Van Hollen’s declining to represent the state in defending the new domestic partner registry against a legal challenge is a press release written by J.B. Van Hollen the politician, not J.B. Van Hollen the attorney general.

It is unconscionable that in a time of fiscal crisis his actions will force the state taxpayers to fund outside attorneys to defend our Constitution and perform Van Hollen’s job.

When the domestic partner registry is upheld, Van Hollen will have to explain to the people of Wisconsin why he shirked his duties and stuck them with the bill.

The AG claimed in his statement that he is defending the Constitution—in reality he is shredding the Constitution for political purposes. I am very disappointed in the person who should be acting as the state’s top attorney, not the state’s biggest politician.”
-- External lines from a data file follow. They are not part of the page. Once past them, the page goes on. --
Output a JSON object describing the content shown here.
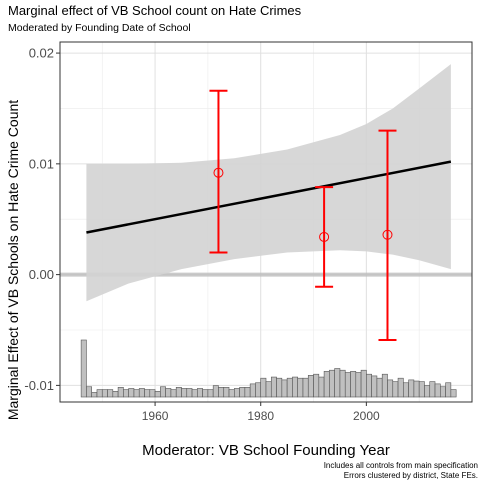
{
  "title": "Marginal effect of VB School count on Hate Crimes",
  "subtitle": "Moderated by Founding Date of School",
  "caption": [
    "Includes all controls from main specification",
    "Errors clustered by district, State FEs."
  ],
  "chart_data": {
    "type": "line",
    "xlabel": "Moderator: VB School Founding Year",
    "ylabel": "Marginal Effect of VB Schools on Hate Crime Count",
    "xlim": [
      1942,
      2020
    ],
    "ylim": [
      -0.0115,
      0.021
    ],
    "x_ticks": [
      1960,
      1980,
      2000
    ],
    "x_tick_labels": [
      "1960",
      "1980",
      "2000"
    ],
    "y_ticks": [
      -0.01,
      0,
      0.01,
      0.02
    ],
    "y_tick_labels": [
      "-0.01",
      "0.00",
      "0.01",
      "0.02"
    ],
    "grid": true,
    "colors": {
      "line": "#000000",
      "ribbon": "#d3d3d3",
      "points": "#ff0000",
      "hist_fill": "#c0c0c0",
      "hist_stroke": "#555555",
      "zero_line": "#bdbdbd"
    },
    "marginal_effect_line": {
      "x": [
        1947,
        2016
      ],
      "y": [
        0.0038,
        0.0102
      ]
    },
    "confidence_band": {
      "x": [
        1947,
        1955,
        1965,
        1975,
        1985,
        1995,
        2000,
        2005,
        2010,
        2016
      ],
      "lower": [
        -0.0024,
        -0.0008,
        0.0005,
        0.0014,
        0.002,
        0.0022,
        0.0021,
        0.0018,
        0.0013,
        0.0005
      ],
      "upper": [
        0.01,
        0.01,
        0.0101,
        0.0105,
        0.0113,
        0.0126,
        0.0136,
        0.015,
        0.0168,
        0.019
      ]
    },
    "binned_estimates": [
      {
        "x": 1972,
        "estimate": 0.0092,
        "lower": 0.002,
        "upper": 0.0166
      },
      {
        "x": 1992,
        "estimate": 0.0034,
        "lower": -0.0011,
        "upper": 0.0079
      },
      {
        "x": 2004,
        "estimate": 0.0036,
        "lower": -0.0059,
        "upper": 0.013
      }
    ],
    "histogram": {
      "x_start": 1946,
      "bin_width": 1,
      "relative_heights": [
        1.0,
        0.18,
        0.08,
        0.13,
        0.13,
        0.13,
        0.1,
        0.17,
        0.13,
        0.15,
        0.13,
        0.15,
        0.13,
        0.13,
        0.1,
        0.18,
        0.15,
        0.13,
        0.17,
        0.15,
        0.15,
        0.13,
        0.15,
        0.13,
        0.13,
        0.2,
        0.17,
        0.17,
        0.13,
        0.15,
        0.17,
        0.17,
        0.23,
        0.25,
        0.33,
        0.27,
        0.35,
        0.33,
        0.3,
        0.33,
        0.35,
        0.33,
        0.33,
        0.38,
        0.4,
        0.35,
        0.45,
        0.47,
        0.5,
        0.47,
        0.43,
        0.45,
        0.43,
        0.47,
        0.4,
        0.37,
        0.33,
        0.4,
        0.3,
        0.27,
        0.33,
        0.25,
        0.3,
        0.28,
        0.27,
        0.2,
        0.27,
        0.23,
        0.18,
        0.25,
        0.13
      ]
    }
  }
}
One Wisconsin Now accuses Van Hollen of flip-flopping:

"Candidate Van Hollen promised that domestic partner protections were legal. Candidate Van Hollen promised he'd defend the state of Wisconsin. Attorney General Van Hollen has broken both of those promises."

OOOH! Gov. Doyle (a former AG, if you've forgotten) is definitely not happy with Van Hollen:

"The Attorney General's job is to represent the state and defend state law when there is a good faith defense to be made. His representation should not be based on whether he likes the state law. Clearly this is defensible. Constitutional law experts have examined the domestic partnership registry and believe it is sound and not in conflict with the state constitution. Attorney General Van Hollen's decision not to defend the domestic partner registry will force the costs of outside counsel onto taxpayers when the Attorney General should simply do his job."

The governor's office also provides a link to another opinion supporting the legality of the domestic partnership registry.